Casual misgendering is the most efficient means that you possess to dehumanize me. This really hit home in one particular classroom I worked in as a substitute paraeducator. The classroom’s teacher simply could not get my pronoun right, no matter how many times he used the wrong one and apologized, complete with flimsy excuses. To make matters worse, he couldn’t be bothered to learn my name, so he simply called me “substitute” all day. Hearing a combination of “substitute” and “he” flung in my direction all day left me feeling utterly wretched, an inhuman thing that dared to get up in the morning, go in to work, and pretend to be a person.
When you misgender me, you tell me many things. You tell me that you know who I am better than I know myself. You tell me you are not safe or trustworthy. You tell me you have scrutinized my physical appearance, made invasive extrapolations, and sorted me without my consent into a category based on your conclusions.

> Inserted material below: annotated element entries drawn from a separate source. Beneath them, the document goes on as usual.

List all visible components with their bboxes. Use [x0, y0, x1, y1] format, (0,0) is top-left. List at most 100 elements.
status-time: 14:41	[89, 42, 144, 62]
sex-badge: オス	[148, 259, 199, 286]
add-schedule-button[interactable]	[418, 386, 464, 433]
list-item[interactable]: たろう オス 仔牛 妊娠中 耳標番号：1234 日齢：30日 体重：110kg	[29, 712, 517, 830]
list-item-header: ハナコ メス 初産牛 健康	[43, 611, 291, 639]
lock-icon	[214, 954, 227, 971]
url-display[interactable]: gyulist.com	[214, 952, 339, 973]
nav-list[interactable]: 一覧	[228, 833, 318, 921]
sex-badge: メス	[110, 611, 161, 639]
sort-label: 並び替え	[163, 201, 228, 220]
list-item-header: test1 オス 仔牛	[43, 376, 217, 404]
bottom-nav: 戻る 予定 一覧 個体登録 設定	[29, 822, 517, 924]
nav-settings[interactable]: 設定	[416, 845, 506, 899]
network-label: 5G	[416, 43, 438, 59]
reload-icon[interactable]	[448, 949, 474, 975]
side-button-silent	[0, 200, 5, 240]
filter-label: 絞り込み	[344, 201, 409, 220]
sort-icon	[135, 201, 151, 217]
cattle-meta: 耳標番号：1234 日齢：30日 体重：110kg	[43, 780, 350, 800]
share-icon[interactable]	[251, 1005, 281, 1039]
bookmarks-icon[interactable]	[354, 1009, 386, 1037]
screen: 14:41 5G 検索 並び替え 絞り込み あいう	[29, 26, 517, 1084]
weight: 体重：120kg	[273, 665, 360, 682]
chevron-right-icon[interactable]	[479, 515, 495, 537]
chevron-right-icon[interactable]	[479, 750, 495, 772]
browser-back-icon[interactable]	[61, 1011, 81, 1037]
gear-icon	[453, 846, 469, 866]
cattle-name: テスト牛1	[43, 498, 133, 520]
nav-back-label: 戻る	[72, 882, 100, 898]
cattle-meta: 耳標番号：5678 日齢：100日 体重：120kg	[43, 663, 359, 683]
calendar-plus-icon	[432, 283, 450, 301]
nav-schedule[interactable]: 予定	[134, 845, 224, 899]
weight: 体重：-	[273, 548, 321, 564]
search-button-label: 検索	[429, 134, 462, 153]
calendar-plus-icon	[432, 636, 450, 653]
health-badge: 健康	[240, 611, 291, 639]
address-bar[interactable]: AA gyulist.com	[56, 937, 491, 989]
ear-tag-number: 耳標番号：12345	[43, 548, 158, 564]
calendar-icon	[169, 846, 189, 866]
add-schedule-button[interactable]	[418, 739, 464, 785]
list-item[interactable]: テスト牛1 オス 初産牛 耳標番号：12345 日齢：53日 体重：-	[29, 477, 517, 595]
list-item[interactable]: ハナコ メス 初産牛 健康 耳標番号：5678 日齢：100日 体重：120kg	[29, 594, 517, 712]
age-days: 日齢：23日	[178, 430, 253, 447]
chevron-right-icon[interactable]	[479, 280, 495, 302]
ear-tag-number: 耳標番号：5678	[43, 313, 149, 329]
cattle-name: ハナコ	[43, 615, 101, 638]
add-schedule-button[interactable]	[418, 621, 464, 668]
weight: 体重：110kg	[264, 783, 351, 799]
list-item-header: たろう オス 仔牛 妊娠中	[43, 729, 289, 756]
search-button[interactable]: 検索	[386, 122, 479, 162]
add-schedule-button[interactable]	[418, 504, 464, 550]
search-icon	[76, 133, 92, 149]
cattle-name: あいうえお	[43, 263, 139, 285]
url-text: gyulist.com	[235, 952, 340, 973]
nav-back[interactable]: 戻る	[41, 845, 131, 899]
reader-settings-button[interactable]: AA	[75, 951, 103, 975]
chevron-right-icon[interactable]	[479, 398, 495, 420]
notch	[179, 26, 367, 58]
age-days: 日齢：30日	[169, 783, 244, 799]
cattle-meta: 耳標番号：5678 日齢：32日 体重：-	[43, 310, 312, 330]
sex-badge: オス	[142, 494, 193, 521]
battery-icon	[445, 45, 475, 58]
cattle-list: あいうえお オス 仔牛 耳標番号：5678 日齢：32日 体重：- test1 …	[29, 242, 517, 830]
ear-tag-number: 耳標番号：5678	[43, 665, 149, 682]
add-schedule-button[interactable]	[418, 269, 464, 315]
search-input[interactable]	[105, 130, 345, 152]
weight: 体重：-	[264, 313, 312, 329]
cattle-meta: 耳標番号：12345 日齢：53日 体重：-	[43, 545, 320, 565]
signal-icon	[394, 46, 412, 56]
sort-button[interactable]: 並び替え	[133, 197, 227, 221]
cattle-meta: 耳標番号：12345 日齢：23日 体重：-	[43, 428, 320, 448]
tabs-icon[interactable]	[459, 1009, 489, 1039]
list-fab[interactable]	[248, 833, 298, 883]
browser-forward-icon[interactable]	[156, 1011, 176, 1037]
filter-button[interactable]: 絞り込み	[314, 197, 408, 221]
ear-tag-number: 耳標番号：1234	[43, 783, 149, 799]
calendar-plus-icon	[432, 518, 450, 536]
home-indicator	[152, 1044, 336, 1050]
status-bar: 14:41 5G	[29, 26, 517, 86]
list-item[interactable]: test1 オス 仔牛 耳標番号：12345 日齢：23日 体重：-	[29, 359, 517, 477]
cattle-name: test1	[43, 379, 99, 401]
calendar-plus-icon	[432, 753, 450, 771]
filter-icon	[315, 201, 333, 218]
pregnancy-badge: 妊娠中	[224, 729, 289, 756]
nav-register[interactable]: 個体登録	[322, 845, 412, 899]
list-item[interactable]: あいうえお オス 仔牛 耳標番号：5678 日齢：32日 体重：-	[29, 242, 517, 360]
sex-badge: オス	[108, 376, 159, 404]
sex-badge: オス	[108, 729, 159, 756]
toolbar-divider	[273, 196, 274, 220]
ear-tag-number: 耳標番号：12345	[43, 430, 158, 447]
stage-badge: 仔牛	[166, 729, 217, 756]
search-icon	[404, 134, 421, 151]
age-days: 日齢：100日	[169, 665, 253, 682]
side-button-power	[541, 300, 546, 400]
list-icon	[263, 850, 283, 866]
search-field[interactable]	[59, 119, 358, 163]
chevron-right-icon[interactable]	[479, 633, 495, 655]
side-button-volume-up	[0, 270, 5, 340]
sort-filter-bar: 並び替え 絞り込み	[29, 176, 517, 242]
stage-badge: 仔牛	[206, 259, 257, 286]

It’s not necessarily your fault. You are the inheritor of a wealth of transphobic assumptions that have been drilled into your head from birth. So am I. I recently met a trans woman who I initially read as a cis woman. I noticed that after she disclosed she was trans, I began struggling to avoid referring to her as “he,” despite having seen her as a woman from the moment we met.
When I call cis people out on an accidental misgendering, they often make a profuse, self-abasing apology, but honestly this makes the experience worse, not better. I’m now in the position of placating a cis person’s feelings, assuring them that they’re okay, and feeling apologetic myself for being such a nuisance. The real work is not to place blame or to castigate ourselves for your missteps, but to deprogram our transphobic, transmisogynistic brains until they don’t occur. Correct, move on, and resolve to do better.
Of course, some misgendering is actually purposeful violence. Cis people whose transphobia is remorseless are quite willing and able to wield pronouns as a potent weapon. But intent does not determine impact. Whether misgenderings are actively hostile or honest mistakes, these simple, seemingly innocuous acts are killing trans people. They are beating us down day by day as we try to live our truth. Cis people, you have so much less to lose in that interaction. You need to do the work, rather than expecting us to speak up and do it for you every time you screw up. Use the right pronouns. If you’re not sure, ask. All we’re asking for is a little piece of our autonomy back. I’m pretty sure you can spare that much.
[Headline image: The photograph features one person yelling at someone else who is wearing headphones, looking smug. The person on the left has light skin and shoulder-length light brown hair and is wearing glasses and a gray t-shirt. The person on the right has light skin and short black hair and is wearing a long-sleeved black jersey.]